Zitierlink: https://hdl.handle.net/21.11116/0000-000D-8E65-2

Zusammenfassung

Aging involves various neurobiological changes, although their effect on brain function in humans remains poorly understood. The growing availability of human neuronal and circuit data provides opportunities for uncovering age-dependent changes of brain networks and for constraining models to predict consequences on brain activity. Here we found increased sag voltage amplitude in human middle temporal gyrus layer 5 pyramidal neurons from older subjects and captured this effect in biophysical models of younger and older pyramidal neurons.
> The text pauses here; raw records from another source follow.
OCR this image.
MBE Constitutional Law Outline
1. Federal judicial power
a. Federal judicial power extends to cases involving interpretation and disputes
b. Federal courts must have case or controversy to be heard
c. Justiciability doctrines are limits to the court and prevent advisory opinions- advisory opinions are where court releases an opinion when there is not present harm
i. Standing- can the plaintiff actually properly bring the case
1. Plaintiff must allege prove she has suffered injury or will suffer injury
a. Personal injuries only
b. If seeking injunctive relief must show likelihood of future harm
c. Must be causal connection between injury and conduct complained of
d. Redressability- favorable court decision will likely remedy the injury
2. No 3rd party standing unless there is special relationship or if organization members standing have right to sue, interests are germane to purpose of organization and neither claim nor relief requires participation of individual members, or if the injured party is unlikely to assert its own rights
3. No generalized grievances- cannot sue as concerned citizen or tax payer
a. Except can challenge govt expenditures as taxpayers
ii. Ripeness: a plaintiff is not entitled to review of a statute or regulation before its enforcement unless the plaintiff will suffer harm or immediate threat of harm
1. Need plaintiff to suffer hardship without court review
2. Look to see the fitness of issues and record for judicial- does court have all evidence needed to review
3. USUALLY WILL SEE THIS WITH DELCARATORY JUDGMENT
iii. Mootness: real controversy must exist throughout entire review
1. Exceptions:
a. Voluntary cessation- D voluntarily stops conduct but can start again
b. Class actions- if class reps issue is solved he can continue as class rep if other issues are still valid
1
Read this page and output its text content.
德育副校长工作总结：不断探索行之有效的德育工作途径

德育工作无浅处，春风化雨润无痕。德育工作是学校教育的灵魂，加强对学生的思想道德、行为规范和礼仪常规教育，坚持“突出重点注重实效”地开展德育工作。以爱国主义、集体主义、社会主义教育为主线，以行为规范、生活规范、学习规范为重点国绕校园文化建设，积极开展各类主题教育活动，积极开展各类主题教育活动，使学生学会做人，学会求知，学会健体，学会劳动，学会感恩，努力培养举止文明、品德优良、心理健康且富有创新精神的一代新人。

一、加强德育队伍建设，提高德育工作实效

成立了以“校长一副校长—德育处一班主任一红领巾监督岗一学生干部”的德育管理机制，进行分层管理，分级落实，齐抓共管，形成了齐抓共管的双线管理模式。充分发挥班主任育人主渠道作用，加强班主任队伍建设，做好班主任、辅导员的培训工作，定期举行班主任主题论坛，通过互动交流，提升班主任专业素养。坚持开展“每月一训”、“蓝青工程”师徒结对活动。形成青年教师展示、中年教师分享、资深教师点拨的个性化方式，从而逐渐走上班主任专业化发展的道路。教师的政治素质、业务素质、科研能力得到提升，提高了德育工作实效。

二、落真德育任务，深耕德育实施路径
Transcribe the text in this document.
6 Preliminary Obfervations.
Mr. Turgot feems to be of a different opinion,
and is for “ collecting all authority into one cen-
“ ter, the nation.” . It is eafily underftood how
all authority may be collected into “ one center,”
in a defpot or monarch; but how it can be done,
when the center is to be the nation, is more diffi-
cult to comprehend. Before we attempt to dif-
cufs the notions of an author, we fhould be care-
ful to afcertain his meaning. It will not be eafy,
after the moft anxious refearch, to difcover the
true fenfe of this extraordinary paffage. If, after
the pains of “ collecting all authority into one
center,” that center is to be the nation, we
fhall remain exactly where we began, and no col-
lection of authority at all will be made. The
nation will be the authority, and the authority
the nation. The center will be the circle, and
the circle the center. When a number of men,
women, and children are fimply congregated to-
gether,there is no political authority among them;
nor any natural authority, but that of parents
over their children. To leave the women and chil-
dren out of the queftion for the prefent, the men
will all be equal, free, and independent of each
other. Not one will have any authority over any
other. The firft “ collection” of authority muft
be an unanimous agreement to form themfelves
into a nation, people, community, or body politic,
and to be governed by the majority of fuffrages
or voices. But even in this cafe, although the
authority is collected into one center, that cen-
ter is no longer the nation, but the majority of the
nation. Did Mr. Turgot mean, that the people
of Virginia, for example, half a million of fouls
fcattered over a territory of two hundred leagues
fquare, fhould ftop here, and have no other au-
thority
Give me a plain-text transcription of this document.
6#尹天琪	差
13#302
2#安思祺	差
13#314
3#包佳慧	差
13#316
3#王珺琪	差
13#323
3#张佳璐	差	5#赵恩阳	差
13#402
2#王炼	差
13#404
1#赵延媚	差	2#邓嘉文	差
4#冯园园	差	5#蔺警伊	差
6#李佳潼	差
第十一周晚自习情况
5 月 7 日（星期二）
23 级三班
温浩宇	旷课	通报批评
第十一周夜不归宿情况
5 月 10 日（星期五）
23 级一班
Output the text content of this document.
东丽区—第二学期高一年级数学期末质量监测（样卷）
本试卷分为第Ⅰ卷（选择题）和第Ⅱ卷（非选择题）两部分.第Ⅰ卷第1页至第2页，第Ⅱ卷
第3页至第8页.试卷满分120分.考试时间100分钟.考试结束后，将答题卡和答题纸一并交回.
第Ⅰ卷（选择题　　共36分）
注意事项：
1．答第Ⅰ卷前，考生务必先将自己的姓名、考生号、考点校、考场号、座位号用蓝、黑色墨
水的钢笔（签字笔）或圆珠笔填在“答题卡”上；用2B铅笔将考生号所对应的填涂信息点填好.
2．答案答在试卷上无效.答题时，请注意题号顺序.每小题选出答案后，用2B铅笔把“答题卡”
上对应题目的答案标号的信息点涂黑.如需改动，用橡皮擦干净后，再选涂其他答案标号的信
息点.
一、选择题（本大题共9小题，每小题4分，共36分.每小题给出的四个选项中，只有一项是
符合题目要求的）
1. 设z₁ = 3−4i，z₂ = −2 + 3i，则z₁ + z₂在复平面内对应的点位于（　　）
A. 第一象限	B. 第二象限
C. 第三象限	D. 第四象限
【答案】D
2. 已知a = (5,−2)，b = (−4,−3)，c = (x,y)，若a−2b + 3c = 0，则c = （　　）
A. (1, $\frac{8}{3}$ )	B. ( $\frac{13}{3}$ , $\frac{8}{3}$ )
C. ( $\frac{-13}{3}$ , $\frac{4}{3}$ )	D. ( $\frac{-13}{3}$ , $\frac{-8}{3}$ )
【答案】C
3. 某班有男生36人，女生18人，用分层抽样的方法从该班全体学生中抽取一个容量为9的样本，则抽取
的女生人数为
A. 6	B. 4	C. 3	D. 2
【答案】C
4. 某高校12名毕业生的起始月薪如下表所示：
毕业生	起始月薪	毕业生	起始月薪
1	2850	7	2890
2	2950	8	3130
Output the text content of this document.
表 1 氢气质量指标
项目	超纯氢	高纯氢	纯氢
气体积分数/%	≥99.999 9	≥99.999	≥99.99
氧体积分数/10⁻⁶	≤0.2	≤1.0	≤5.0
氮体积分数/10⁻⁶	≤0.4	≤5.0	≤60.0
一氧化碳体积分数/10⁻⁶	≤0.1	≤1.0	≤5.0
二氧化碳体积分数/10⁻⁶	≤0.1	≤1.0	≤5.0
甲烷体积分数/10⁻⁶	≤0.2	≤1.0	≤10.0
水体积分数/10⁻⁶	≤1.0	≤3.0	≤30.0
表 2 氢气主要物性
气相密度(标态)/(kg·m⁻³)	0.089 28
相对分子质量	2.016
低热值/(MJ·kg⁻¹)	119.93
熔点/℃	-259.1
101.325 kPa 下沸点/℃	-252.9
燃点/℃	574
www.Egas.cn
We used these models to simulate detailed layer 5 microcircuits and found lower baseline firing in older pyramidal neuron microcircuits, with minimal effect on response. We then validated the predicted reduced baseline firing using extracellular multielectrode recordings from human brain slices of different ages. Our results thus report changes in human pyramidal neuron input integration properties and provide fundamental insights into the neuronal mechanisms of altered cortical excitability and resting-state activity in human aging.